Per vincere
le elezioni bisogna saper parlare alla gente comune,
bisogna saper cogliere i bisogni più gravi, impellenti,
pesanti. Ecco perché, secondo Samir al Qaryouti,
Hamas vincerà le prossime elezioni in palestinesi.
Giornalista palestinese, esperto di politica internazionale
e di questioni arabe, al Qaryouti, guarda al prossimo
turno elettorale che deciderà il nuovo governo
dell’Anp: al-Fatah in forte crisi, Hamas si presenta
come favorita, ma le incertezze e i dubbi sono tanti.
E non è affatto sicuro che le elezioni si faranno.
Il popolo palestinese si avvicina alle elezioni,
quale clima prepara l’apertura dei seggi?
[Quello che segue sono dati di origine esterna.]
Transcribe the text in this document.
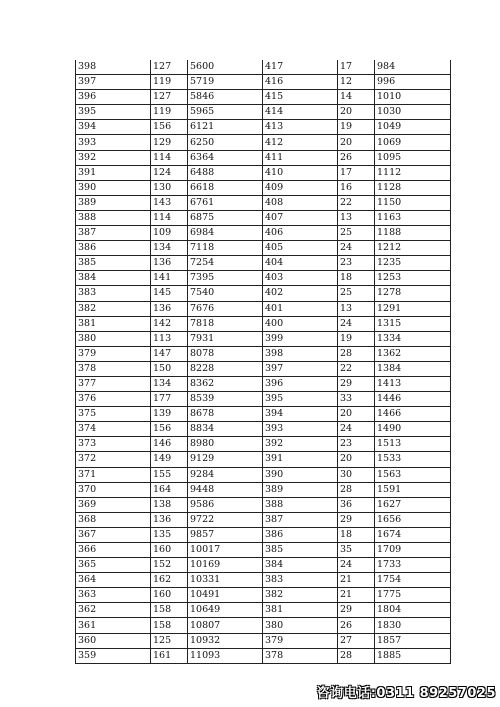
398	127	5600	417	17	984
397	119	5719	416	12	996
396	127	5846	415	14	1010
395	119	5965	414	20	1030
394	156	6121	413	19	1049
393	129	6250	412	20	1069
392	114	6364	411	26	1095
391	124	6488	410	17	1112
390	130	6618	409	16	1128
389	143	6761	408	22	1150
388	114	6875	407	13	1163
387	109	6984	406	25	1188
386	134	7118	405	24	1212
385	136	7254	404	23	1235
384	141	7395	403	18	1253
383	145	7540	402	25	1278
382	136	7676	401	13	1291
381	142	7818	400	24	1315
380	113	7931	399	19	1334
379	147	8078	398	28	1362
378	150	8228	397	22	1384
377	134	8362	396	29	1413
376	177	8539	395	33	1446
375	139	8678	394	20	1466
374	156	8834	393	24	1490
373	146	8980	392	23	1513
372	149	9129	391	20	1533
371	155	9284	390	30	1563
370	164	9448	389	28	1591
369	138	9586	388	36	1627
368	136	9722	387	29	1656
367	135	9857	386	18	1674
366	160	10017	385	35	1709
365	152	10169	384	24	1733
364	162	10331	383	21	1754
363	160	10491	382	21	1775
362	158	10649	381	29	1804
361	158	10807	380	26	1830
360	125	10932	379	27	1857
359	161	11093	378	28	1885
咨询电话:0311 89257025
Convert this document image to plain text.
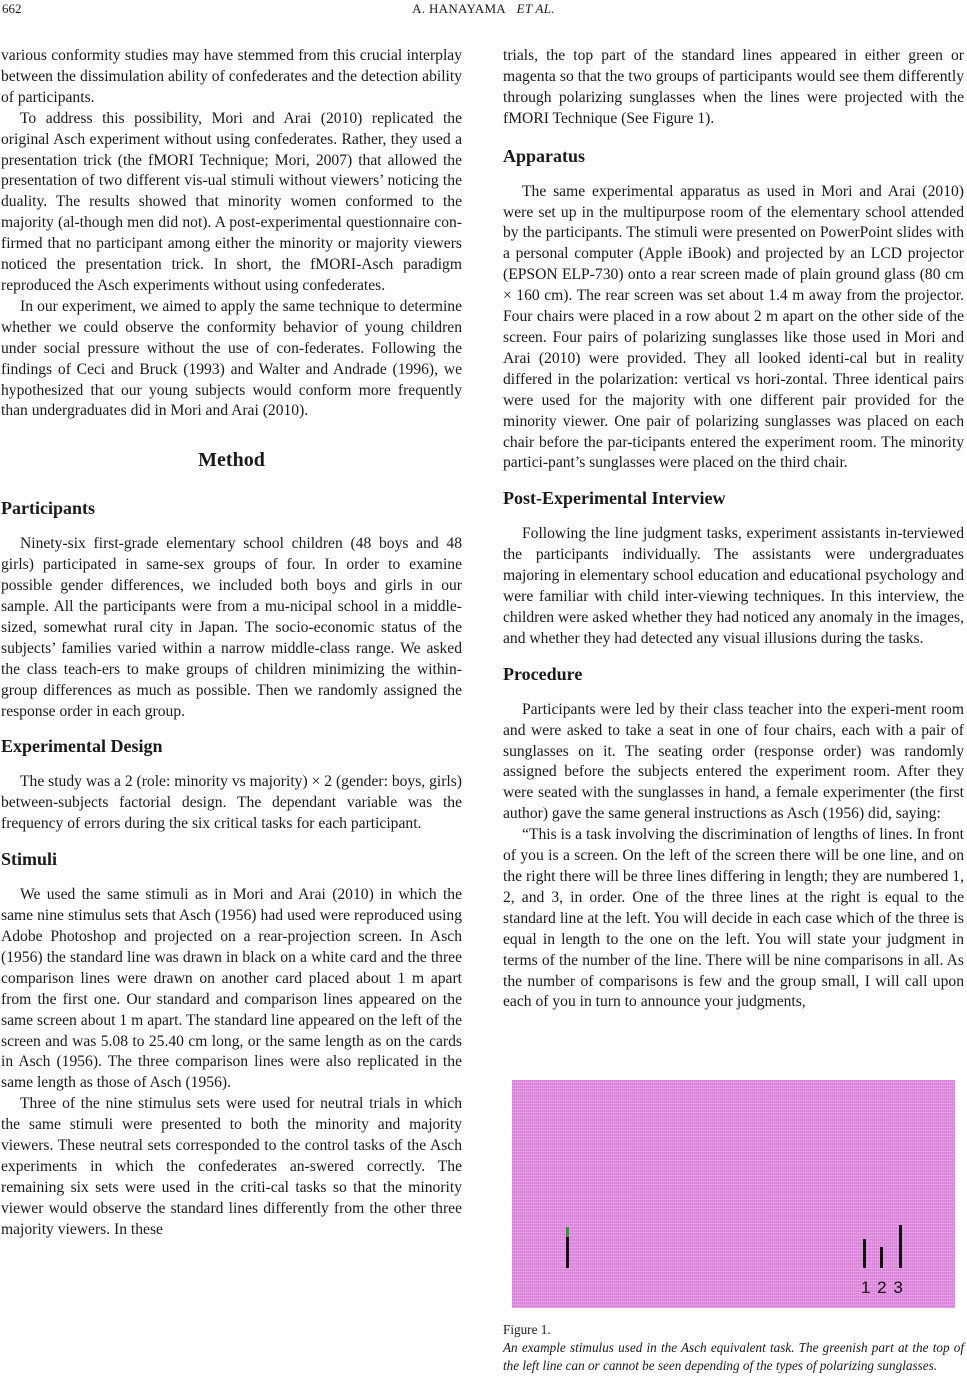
662	A. HANAYAMA ET AL.

various conformity studies may have stemmed from this crucial interplay between the dissimulation ability of confederates and the detection ability of participants.

To address this possibility, Mori and Arai (2010) replicated the original Asch experiment without using confederates. Rather, they used a presentation trick (the fMORI Technique; Mori, 2007) that allowed the presentation of two different vis-ual stimuli without viewers’ noticing the duality. The results showed that minority women conformed to the majority (al-though men did not). A post-experimental questionnaire con-firmed that no participant among either the minority or majority viewers noticed the presentation trick. In short, the fMORI-Asch paradigm reproduced the Asch experiments without using confederates.

In our experiment, we aimed to apply the same technique to determine whether we could observe the conformity behavior of young children under social pressure without the use of con-federates. Following the findings of Ceci and Bruck (1993) and Walter and Andrade (1996), we hypothesized that our young subjects would conform more frequently than undergraduates did in Mori and Arai (2010).

Method
Participants

Ninety-six first-grade elementary school children (48 boys and 48 girls) participated in same-sex groups of four. In order to examine possible gender differences, we included both boys and girls in our sample. All the participants were from a mu-nicipal school in a middle-sized, somewhat rural city in Japan. The socio-economic status of the subjects’ families varied within a narrow middle-class range. We asked the class teach-ers to make groups of children minimizing the within-group differences as much as possible. Then we randomly assigned the response order in each group.

Experimental Design

The study was a 2 (role: minority vs majority) × 2 (gender: boys, girls) between-subjects factorial design. The dependant variable was the frequency of errors during the six critical tasks for each participant.

Stimuli

We used the same stimuli as in Mori and Arai (2010) in which the same nine stimulus sets that Asch (1956) had used were reproduced using Adobe Photoshop and projected on a rear-projection screen. In Asch (1956) the standard line was drawn in black on a white card and the three comparison lines were drawn on another card placed about 1 m apart from the first one. Our standard and comparison lines appeared on the same screen about 1 m apart. The standard line appeared on the left of the screen and was 5.08 to 25.40 cm long, or the same length as on the cards in Asch (1956). The three comparison lines were also replicated in the same length as those of Asch (1956).

Three of the nine stimulus sets were used for neutral trials in which the same stimuli were presented to both the minority and majority viewers. These neutral sets corresponded to the control tasks of the Asch experiments in which the confederates an-swered correctly. The remaining six sets were used in the criti-cal tasks so that the minority viewer would observe the standard lines differently from the other three majority viewers. In these

trials, the top part of the standard lines appeared in either green or magenta so that the two groups of participants would see them differently through polarizing sunglasses when the lines were projected with the fMORI Technique (See Figure 1).

Apparatus

The same experimental apparatus as used in Mori and Arai (2010) were set up in the multipurpose room of the elementary school attended by the participants. The stimuli were presented on PowerPoint slides with a personal computer (Apple iBook) and projected by an LCD projector (EPSON ELP-730) onto a rear screen made of plain ground glass (80 cm × 160 cm). The rear screen was set about 1.4 m away from the projector. Four chairs were placed in a row about 2 m apart on the other side of the screen. Four pairs of polarizing sunglasses like those used in Mori and Arai (2010) were provided. They all looked identi-cal but in reality differed in the polarization: vertical vs hori-zontal. Three identical pairs were used for the majority with one different pair provided for the minority viewer. One pair of polarizing sunglasses was placed on each chair before the par-ticipants entered the experiment room. The minority partici-pant’s sunglasses were placed on the third chair.

Post-Experimental Interview

Following the line judgment tasks, experiment assistants in-terviewed the participants individually. The assistants were undergraduates majoring in elementary school education and educational psychology and were familiar with child inter-viewing techniques. In this interview, the children were asked whether they had noticed any anomaly in the images, and whether they had detected any visual illusions during the tasks.

Procedure

Participants were led by their class teacher into the experi-ment room and were asked to take a seat in one of four chairs, each with a pair of sunglasses on it. The seating order (response order) was randomly assigned before the subjects entered the experiment room. After they were seated with the sunglasses in hand, a female experimenter (the first author) gave the same general instructions as Asch (1956) did, saying:

“This is a task involving the discrimination of lengths of lines. In front of you is a screen. On the left of the screen there will be one line, and on the right there will be three lines differing in length; they are numbered 1, 2, and 3, in order. One of the three lines at the right is equal to the standard line at the left. You will decide in each case which of the three is equal in length to the one on the left. You will state your judgment in terms of the number of the line. There will be nine comparisons in all. As the number of comparisons is few and the group small, I will call upon each of you in turn to announce your judgments,

1 2 3
Figure 1.
An example stimulus used in the Asch equivalent task. The greenish part at the top of the left line can or cannot be seen depending of the types of polarizing sunglasses.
Il clima è di attesa in un quadro generale di
altissima tensione, tanto per i movimenti interni ad
al Fatah, quanto per la guerra in Iraq e la preoccupazione
che nasce dai rapporti tra l’Iran e Occidente;
la situazione appare poi ancora più complicata
se si prendono in considerazione i riflessi che possono
avere sulla realtà palestinese i rapporti tra
Siria e Libano e tra Siria e mondo occidentale, Stati
Uniti in modo particolare. Questo è il quadro
generale aggravato, per di più, da una crisi
di potere interna all’Anp che, dopo la morte di
una personalità carismatica e dalla notevole
intelligenza politica come Arafat, soffre un vuoto di
leadership.
Sta dicendo che l’Anp non ha una vera
e propria guida?
Conosco profondamente la realtà dell’Anp,
per molto tempo l’ho vissuta in prima persona
e posso dire chiaramente che una leadership vera e propria
non esiste. Lo dimostra il fatto che al Fatah non svolge
alcun congresso, tutte le strutture del movimento sono
paralizzate da almeno diciotto anni, in altre parole
l’organizzazione politica di al Fatah è
smantellata.
Con quale prospettiva allora al Fatah si presenta
alle elezioni?
Al Fatah si presenta alle elezioni senza programma
politico, nel bel mezzo di una crisi che definirei cronica,
se non addirittura irreversibile. Per rendersi conto
delle condizioni in cui versa il movimento basta guardare
al modo in cui sono state condotte le primarie. È
stato un vero e proprio scandalo: nessuno tra gli sconfitti
ha accettato i risultati che sono nati da un disordine
totale, fatto di attacchi ai centri elettorali. Il peso
di al Fatah, poi, è nella diaspora, nell’esilio,
nei palestinesi che vivono in paesi arabi e non, in
Giordania, soprattutto, in Siria e Libano, ma anche
in Europa e nelle Americhe. Nessuno di questi palestinesi
è stato interpellato sulle primarie, come se
non esistessero affatto o il loro parere non avesse
alcuna importanza. Molti simpatizzanti, molti di coloro
che in passato avevano fiducia nel movimento fondato
da Arafat rifiuteranno questo modo di agire e dirigeranno
il loro voto altrove. Al Fatah è paralizzato,
così come sono in crisi i gruppi politici che
stanno più a sinistra, come il Fronte popolare
e il Fronte democratico. Hamas è la sola a stare
in piedi con forza, questa è la verità.
Se cresce il peso politico di Hamas è
anche grazie alla crisi di al Fatah?
Nelle condizioni imposte dagli accordi di Oslo, Hamas
ha saputo fare un lavoro profondamente politico nelle
strade, nelle piazze, nei campi profughi, dove ha sempre
saputo parlare chiaro. La loro forza viene dal fatto
che sanno usare un linguaggio semplice, trasparente,
molto comprensibile per l’intellettuale, ma anche
e soprattutto per i contadini e per la gente comune.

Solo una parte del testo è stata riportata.